Question

How do you write the equation of the line that passes through the point $\left( 6,-2 \right)$ and has a slope of $-\dfrac{2}{3}$?

Answer 1

Hint: We first take the general equation of a line where we have the slope and intercept form as $y=mx+c$. We put the given values of slope $m=-\dfrac{2}{3}$ and the point $\left( 6,-2 \right)$. Then we place the equation in the graph to visualise its intercept form.

Complete step-by-step answer:
We take the general equation of the line with the slope $m$ as $y=mx+c$.
It’s given that the value of the slope for our required line is $m=-\dfrac{2}{3}$.
Putting the value in the equation of $y=mx+c$, we get $y=-\dfrac{2}{3}x+c$.
As the line passes through $\left( 6,-2 \right)$.
Putting the value in the equation $y=-\dfrac{2}{3}x+c$, we get $-2=\left( -\dfrac{2}{3} \right)\times 6+c$.
We simplify the equation.
$\begin{align}
  & -2=\left( -\dfrac{2}{3} \right)\times 6+c \\
 & \Rightarrow c=4-2=2 \\
\end{align}$
This gives $c=2$.
The equation of the line becomes $y=-\dfrac{2}{3}x+2$.
To simplify the equation, we multiply both sides with 3 and get
$\begin{align}
  & 3y=3\left( -\dfrac{2}{3}x+2 \right) \\
 & \Rightarrow 3y=-2x+6 \\
 & \Rightarrow 2x+3y=6 \\
\end{align}$
The final equation of the line becomes $2x+3y=6$.

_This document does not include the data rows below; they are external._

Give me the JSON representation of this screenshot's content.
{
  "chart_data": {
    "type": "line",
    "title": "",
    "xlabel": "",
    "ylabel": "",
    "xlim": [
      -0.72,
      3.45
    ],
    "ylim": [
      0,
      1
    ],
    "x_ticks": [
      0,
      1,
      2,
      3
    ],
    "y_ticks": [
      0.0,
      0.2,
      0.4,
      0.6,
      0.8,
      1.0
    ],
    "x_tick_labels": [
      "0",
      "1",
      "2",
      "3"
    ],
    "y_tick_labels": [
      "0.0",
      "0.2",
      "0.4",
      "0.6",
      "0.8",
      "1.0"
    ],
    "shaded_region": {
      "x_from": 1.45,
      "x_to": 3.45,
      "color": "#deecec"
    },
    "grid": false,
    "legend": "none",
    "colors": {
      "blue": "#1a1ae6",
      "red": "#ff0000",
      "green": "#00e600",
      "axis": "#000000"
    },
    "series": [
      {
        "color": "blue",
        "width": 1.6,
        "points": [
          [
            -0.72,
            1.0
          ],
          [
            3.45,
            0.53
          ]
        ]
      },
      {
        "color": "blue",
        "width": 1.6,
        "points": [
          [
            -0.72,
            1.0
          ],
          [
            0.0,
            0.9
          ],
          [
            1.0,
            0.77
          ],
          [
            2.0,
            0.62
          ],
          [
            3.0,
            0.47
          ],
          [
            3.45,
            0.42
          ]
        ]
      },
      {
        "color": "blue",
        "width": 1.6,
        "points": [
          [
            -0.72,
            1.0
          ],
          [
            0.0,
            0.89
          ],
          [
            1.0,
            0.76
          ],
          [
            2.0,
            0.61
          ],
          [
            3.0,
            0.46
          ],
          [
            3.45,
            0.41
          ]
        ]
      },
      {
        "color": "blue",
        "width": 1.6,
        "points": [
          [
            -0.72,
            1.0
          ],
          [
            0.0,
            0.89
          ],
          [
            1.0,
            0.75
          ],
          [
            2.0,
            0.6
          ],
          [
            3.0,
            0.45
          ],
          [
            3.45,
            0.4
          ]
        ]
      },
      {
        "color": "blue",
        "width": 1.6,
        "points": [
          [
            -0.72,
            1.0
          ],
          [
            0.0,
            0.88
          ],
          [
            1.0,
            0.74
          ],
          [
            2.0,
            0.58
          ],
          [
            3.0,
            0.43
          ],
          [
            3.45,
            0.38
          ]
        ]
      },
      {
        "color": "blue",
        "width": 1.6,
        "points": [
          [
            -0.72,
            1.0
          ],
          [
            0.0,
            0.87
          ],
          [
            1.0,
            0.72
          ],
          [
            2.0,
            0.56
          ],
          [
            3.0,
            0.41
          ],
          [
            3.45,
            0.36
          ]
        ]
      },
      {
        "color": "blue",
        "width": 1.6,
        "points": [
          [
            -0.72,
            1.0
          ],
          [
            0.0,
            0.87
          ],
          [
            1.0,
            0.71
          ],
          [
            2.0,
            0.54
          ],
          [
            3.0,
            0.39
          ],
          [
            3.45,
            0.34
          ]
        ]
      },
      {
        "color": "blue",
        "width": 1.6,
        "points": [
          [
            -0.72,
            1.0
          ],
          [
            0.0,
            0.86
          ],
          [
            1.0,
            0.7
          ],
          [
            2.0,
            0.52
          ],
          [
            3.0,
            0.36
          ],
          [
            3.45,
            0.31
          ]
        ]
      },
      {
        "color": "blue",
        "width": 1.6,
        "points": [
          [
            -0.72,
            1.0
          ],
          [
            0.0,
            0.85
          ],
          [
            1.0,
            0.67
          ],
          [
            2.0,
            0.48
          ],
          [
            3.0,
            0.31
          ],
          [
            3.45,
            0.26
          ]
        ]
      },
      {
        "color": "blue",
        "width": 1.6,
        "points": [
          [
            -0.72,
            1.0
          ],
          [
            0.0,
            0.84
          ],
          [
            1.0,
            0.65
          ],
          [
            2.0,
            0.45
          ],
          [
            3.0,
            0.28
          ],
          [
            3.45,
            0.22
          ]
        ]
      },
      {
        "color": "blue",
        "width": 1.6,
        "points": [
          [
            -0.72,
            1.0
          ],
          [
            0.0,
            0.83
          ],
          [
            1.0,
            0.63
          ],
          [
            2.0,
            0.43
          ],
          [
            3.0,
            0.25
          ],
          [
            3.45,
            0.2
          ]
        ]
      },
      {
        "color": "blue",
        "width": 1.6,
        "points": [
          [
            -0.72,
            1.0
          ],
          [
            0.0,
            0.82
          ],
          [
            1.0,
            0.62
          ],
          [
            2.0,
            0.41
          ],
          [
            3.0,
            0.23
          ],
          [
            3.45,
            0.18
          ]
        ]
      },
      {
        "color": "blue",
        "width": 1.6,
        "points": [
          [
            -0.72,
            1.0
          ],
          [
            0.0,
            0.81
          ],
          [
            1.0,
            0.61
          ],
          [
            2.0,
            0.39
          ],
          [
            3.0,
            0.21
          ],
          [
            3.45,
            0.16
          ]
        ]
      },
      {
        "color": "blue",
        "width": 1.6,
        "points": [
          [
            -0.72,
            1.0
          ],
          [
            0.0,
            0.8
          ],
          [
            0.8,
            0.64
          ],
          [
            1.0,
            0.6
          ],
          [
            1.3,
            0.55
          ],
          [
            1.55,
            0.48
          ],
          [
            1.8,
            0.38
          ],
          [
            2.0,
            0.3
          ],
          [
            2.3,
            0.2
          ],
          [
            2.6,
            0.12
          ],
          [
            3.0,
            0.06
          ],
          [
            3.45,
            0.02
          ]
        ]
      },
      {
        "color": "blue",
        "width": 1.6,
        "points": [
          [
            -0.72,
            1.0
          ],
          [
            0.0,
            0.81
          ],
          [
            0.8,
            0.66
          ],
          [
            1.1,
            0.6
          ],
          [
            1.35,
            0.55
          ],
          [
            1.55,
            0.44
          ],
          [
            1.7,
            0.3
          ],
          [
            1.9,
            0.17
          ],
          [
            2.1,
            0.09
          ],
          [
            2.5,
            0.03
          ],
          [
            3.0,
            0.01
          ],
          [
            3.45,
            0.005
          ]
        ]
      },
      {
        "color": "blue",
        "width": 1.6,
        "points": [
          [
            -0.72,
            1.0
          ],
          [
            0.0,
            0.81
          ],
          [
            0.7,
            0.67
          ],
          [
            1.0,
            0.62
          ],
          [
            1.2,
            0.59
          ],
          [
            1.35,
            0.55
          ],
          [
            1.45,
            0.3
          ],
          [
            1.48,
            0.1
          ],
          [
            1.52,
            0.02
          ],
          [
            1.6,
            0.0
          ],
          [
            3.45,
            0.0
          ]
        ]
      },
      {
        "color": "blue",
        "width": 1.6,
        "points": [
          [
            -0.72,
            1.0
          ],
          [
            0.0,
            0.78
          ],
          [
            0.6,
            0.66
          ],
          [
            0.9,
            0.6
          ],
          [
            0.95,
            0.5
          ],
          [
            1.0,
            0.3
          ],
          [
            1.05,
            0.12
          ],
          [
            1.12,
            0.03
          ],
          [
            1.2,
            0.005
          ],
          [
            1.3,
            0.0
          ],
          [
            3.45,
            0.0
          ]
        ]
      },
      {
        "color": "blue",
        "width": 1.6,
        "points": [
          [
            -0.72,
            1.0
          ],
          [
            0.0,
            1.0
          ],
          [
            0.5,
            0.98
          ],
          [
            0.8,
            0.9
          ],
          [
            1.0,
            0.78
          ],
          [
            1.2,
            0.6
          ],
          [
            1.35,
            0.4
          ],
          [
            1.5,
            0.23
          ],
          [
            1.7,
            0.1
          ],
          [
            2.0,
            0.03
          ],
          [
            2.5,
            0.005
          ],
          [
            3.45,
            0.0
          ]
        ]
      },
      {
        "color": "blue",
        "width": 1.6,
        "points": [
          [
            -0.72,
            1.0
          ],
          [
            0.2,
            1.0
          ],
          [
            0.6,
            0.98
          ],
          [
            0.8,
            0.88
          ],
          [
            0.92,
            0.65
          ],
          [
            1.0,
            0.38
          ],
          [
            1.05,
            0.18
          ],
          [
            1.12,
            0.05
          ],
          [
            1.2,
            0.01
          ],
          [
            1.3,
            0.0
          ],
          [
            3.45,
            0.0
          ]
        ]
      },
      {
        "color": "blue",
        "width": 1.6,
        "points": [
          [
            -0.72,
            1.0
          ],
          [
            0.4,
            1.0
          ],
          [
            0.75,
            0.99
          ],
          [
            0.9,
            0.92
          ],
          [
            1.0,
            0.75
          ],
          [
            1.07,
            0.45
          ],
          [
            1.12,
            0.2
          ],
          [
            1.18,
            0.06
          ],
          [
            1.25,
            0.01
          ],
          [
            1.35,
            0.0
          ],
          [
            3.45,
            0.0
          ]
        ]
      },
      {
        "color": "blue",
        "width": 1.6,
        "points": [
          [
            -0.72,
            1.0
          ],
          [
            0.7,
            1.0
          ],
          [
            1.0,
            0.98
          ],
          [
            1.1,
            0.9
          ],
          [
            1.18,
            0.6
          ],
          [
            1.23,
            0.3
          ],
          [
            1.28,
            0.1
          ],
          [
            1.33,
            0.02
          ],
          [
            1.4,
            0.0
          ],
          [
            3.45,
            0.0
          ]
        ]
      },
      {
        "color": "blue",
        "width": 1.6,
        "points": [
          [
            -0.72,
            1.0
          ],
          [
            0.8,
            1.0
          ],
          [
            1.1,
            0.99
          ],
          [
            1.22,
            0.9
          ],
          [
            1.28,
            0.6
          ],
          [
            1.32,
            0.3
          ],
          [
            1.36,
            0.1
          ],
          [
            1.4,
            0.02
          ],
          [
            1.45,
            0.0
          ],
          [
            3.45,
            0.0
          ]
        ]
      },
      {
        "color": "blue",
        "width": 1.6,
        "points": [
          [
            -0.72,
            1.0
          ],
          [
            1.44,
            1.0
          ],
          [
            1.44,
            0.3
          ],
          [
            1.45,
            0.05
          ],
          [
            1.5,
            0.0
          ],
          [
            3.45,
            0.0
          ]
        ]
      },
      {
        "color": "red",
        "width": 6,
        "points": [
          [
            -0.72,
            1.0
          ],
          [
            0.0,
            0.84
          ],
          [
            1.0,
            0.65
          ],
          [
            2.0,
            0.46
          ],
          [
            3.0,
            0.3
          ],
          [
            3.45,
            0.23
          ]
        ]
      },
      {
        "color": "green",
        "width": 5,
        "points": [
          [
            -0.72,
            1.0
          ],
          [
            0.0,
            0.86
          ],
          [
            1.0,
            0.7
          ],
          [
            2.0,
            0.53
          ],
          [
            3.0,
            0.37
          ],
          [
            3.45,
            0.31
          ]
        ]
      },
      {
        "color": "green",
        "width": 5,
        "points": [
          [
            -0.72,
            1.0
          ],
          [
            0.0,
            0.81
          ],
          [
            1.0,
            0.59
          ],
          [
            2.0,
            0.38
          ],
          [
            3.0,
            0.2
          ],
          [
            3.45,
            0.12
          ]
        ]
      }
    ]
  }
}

Note: For this equation $2x+3y=6$ we can convert it into the form of $\dfrac{x}{p}+\dfrac{y}{q}=1$. From the form we get that the x intercept, and y intercept of the line will be p and q respectively.
The given equation is $2x+3y=6$. Converting into the form of $\dfrac{x}{p}+\dfrac{y}{q}=1$, we get
$\begin{align}
  & 2x+3y=6 \\
 & \Rightarrow \dfrac{2x}{6}+\dfrac{3y}{6}=1 \\
 & \Rightarrow \dfrac{x}{3}+\dfrac{y}{2}=1 \\
\end{align}$
The intersecting points for the line $2x+3y=6$ with the axes will be $\left( 3,0 \right)$ and $\left( 0,2 \right)$.